Another set of rains are coming day after tomorrow. I made some preparations: gathering dry twigs from our yard to start the fires that keep me cozy, pulling the lawn chairs under the eaves, and making the dog a place to sleep inside the covered garage. I am so anxious for the coming rains, because they mark the start of spring here in the canyon. Everything is green now, or buzzing, humming, singing. The Santa Ynez River is flowing strong and fast and deep, and the Bush Poppies and Lupine are already showing their lovely colored faces. To maximize my time between the rains I shove the household chores aside and hike. I stretch my lazy legs out like the finches’ stretch their wings and feel the wind propelling me into all the newness.


The newness is the evidence I see that says the wind is shifting. I hear the whispers in the Sycamore leaves when I sit by the river,saying, “believe, believe,”. I have searched five months to find a job I’d like and nothing yet has surfaced. And yet, there are possibilities this week that peek like naughty children out at me. November pitted me against uneasiness, with threats of changing rental policies. Our housing could be ending in eight weeks. And yet, we have stumbled into the chance to BUY—not rent—since January’s arrival. Though I scarce can hold the hope it takes to see it—I see the insecurity we’re in as a platform fit for launching off into more wondrous freedom.


This second chance to watch the winter storms bring spring into our hearts reminds me I am blessed beyond belief. I know I must move soon--the fates have changed and others hold priority to rent here. To move my life from Paradise is painful; though I do not know the date I’ll leave, I’ve already started grieving. To dream about a future place that I could own is wonderful, but also bittersweet.

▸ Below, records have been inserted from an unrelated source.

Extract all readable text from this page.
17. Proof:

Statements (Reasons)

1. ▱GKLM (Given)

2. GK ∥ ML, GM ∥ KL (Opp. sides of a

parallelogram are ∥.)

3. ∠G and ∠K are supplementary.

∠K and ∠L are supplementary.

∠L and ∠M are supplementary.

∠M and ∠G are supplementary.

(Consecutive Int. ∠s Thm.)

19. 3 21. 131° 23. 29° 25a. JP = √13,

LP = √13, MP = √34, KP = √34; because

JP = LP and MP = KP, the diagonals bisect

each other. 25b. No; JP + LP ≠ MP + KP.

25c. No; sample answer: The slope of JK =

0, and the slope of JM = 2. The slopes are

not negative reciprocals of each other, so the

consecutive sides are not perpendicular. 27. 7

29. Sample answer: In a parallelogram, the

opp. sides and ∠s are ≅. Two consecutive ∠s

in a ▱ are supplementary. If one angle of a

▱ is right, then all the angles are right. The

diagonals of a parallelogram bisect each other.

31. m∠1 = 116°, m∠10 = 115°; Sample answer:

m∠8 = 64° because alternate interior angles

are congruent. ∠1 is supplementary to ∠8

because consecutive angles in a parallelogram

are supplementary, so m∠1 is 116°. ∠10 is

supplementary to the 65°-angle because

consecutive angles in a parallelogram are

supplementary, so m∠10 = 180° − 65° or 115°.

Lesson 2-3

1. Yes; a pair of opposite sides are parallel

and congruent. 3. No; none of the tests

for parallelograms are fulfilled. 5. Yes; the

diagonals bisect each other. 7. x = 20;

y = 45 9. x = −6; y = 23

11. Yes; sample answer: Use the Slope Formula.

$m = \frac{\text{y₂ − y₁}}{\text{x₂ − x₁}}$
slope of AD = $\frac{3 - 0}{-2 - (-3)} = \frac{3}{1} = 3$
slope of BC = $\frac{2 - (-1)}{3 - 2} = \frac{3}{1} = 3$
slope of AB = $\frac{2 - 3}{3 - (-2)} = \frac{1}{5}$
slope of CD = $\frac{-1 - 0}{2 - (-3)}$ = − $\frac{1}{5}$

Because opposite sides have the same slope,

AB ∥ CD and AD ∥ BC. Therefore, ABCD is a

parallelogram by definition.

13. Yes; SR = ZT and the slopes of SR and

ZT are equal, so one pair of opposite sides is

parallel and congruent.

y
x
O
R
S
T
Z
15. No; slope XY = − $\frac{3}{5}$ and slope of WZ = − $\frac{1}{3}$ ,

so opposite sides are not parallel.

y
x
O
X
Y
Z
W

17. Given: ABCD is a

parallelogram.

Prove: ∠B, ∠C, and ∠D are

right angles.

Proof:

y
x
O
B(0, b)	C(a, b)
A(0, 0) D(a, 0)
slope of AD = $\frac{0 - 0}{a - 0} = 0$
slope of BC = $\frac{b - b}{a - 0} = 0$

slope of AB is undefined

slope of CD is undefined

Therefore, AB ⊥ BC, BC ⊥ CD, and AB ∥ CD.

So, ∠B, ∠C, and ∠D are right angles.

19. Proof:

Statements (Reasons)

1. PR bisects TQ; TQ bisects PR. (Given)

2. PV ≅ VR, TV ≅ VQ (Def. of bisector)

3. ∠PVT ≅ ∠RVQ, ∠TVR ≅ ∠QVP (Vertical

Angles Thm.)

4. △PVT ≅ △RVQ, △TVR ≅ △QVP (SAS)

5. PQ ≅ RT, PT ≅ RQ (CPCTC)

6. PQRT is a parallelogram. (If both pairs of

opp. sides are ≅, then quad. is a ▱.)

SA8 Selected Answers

A wry smile stretches across my cheeks as I say this—just two short years ago I was chomping at the bit to leave a house behind and spend the summer traveling with tent stakes. I was desperate beyond words for the chance to be untied from the mundane tasks of daily life; I bucked against the thought of “normal” living.


I was restless and unsettled in myself; lost in all my longing. Now I’m half-found out. All the time spent watching finches fly and oak trees soak in morning light has led me to the garden of my soul, and I can’t wait to see what will be blooming there this spring if I keep listening.


I plan to keep on listening. This is my primary dream right now: to do the “boring” work of letting wind and sun and longtime friendships move me into trust so God can heal me from the things that made me lost in want and longing. I am so full of compost heaps and seeds; so ripe for blooming.

The river that was dry is swirling fast and deep and lovely. From the yard I’ve claimed as mine for almost 16 months, I hear its rushing sound of life. I feel it moving me just like a winter tree that bobs and shifts with each new surge of rain. Its waiting for the threat of new uprooting. In the waiting it is praying toward the possibility that it could land on richer soil... just around the bend where deeper pools stay moist through summer drought and giant oaks make gorgeous shade to shelter in. Perhaps what seems like tragedy is really serendipitous—it pushes us to change a circumstance that cannot give us all the soil we need to stabilize our bigger dreams and taller hopes.

I am a little tree with big intentions. I will let myself be moved in this momentum. I will not resist the chance to be uprooted by the one who sends the rains. My hope will hold me steady now, with ears awake to hear the Sycamore trees. "Believe," they say, "believe!"


I end with this prediction: my time spent living just off Paradise is ending. Yet I write with confidence of this: my relationship with Paradise is just beginning.